The Wish by Rob Bowen

Dylan raised the cigarette to his sun chapped lips. As his rough calloused thumb ran along the jagged teeth of the thumbwheel and the flint sparked life into the fumes from his Zippo, he took a long overdue breath to relax his over-excited nerves. He always needed a cigarette afterwards to settle him back down. Tether him to the earth, as it were.
Traditions, he thinks to himself as the toxic smoke pools in his lungs, waiting for the exhalation to come. Seconds pass as Dylan soaks in the summer sun and the calming chemical interlopers from the smoke holding tight in his chest. As he exhales he reaches into the tall patches of field grass breaking off a small dandelion from it's roots and holding it up to examine it's numerous seeds waiting with their make-shift parachutes to be given flight by the summer breeze. He takes another drag off his cigarette as a subtle grin pulls across his face.
He closes his eyes gently as his wish works its way through his mind before he exhales the smoke, blowing the dandelion seeds free from their keep and into the air. His eyes open to see one solitary seedling holding on tightly for dear life, rendering his wish completely useless. He sighs as the smile slowly fades into a light bite of his lip as Dylan nods in understanding at the fate of his wish.
'Oh well...' barely escapes Dylan's lips, trailing after his sigh, as he tosses the remainder of the dandelion aside. He looks out across the field as the tall grass playfully sways with the wind, and the sun begins to drift down towards the horizon leaving a colorful explosion of pinks, oranges, and purples upon the sky as it bids adieu to the day.
Dylan climbs to his feet and brushes off the earth clinging to the denim on various areas of his jeans. Mostly those that were pushing against the ground as he rested, riding the high he was always left with after each of his 'special encounters'. He wondered briefly if others were left with that same warm rush of satisfaction that ran through them leaving their skin almost tingling.
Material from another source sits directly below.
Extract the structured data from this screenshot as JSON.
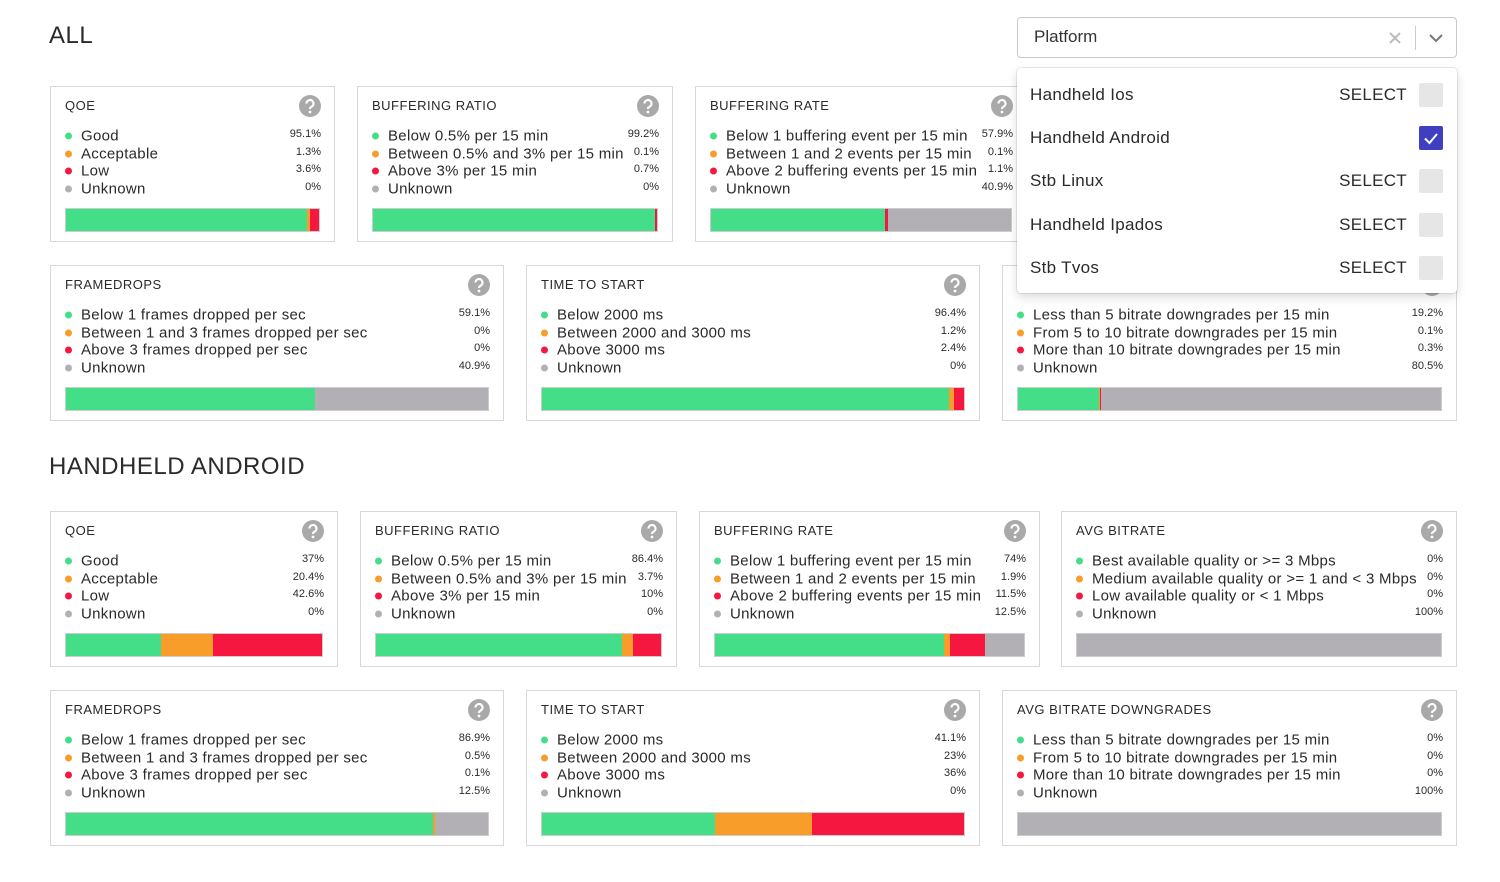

He crushes the end of his cigarette between his fingers, pinching the barely lit cherry off. Its job is done. The rush is gone, and Dylan's skin is no longer ringing with sensation. A sensation he would be robbed of if that damned dandelion seedling would have its way.
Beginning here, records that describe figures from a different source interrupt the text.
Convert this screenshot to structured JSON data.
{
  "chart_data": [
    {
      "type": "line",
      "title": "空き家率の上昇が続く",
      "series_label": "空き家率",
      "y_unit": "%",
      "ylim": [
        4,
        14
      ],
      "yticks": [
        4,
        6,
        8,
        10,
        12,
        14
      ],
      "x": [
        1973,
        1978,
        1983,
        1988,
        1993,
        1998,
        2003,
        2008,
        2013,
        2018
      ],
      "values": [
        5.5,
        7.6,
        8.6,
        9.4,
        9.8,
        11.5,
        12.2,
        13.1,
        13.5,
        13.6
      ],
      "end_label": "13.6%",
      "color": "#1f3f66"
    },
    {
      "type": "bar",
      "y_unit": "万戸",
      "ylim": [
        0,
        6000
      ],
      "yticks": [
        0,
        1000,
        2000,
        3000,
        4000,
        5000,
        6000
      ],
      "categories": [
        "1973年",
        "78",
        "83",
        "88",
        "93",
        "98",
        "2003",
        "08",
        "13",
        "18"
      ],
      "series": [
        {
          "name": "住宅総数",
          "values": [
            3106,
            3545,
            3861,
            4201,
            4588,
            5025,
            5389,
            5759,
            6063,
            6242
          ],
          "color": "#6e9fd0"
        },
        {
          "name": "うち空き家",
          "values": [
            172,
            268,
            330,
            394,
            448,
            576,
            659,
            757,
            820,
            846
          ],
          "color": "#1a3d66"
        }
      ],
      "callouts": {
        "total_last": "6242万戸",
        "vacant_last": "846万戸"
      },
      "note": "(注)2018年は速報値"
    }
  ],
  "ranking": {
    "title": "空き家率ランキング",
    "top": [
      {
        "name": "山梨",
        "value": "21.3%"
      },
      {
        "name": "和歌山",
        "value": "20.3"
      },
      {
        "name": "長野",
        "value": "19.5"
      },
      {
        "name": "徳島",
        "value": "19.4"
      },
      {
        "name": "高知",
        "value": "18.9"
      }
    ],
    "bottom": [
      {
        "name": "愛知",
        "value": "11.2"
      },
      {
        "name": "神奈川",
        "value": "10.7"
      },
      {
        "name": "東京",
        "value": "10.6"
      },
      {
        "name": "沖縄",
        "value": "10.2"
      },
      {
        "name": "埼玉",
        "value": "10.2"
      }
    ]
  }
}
No matter, he thinks to himself turning his back on the sunset and walking from the field. For as long as he gets that same thrill...that rush...Dylan Westing will keep killing.

Blood & Sand by Wendy Hockstein

Lena sits in front of the fire, the sort you're not suppose to have on the beach, and watches the faces of new kids who have decided to settle on there. They are pale and dressed all in black, their hungry eyes watching as her friends worship them for being new and unknown. Skim, the boy her friend Linda Lu is friends with that she met at the IHOP a few days ago, says they're dangerous, to not come to the beach anymore, to be aware of the stories his father tells of bloodless children and the dead that walk and talk like the living. But as she watches the sharp bones of their faces outlined by the harsh light of fire she thinks of all the years that she has come to that beach and felt the sand under her feet and the water touch her finger tips. She thinks how long it took to teach her body to not burn whenever she went into the yellow light of the sun, old and breathless like her, and as she feels the teeth too big and sharp in her mouth and hears the pounding of the blood in their veins like syrup, thick and smooth running down them, she knows that Skim's father is right to warn his children of the people who have dug themselves out of their own deep cradles in the earth, and that her friends will be safe even if she has to show them what she truly is.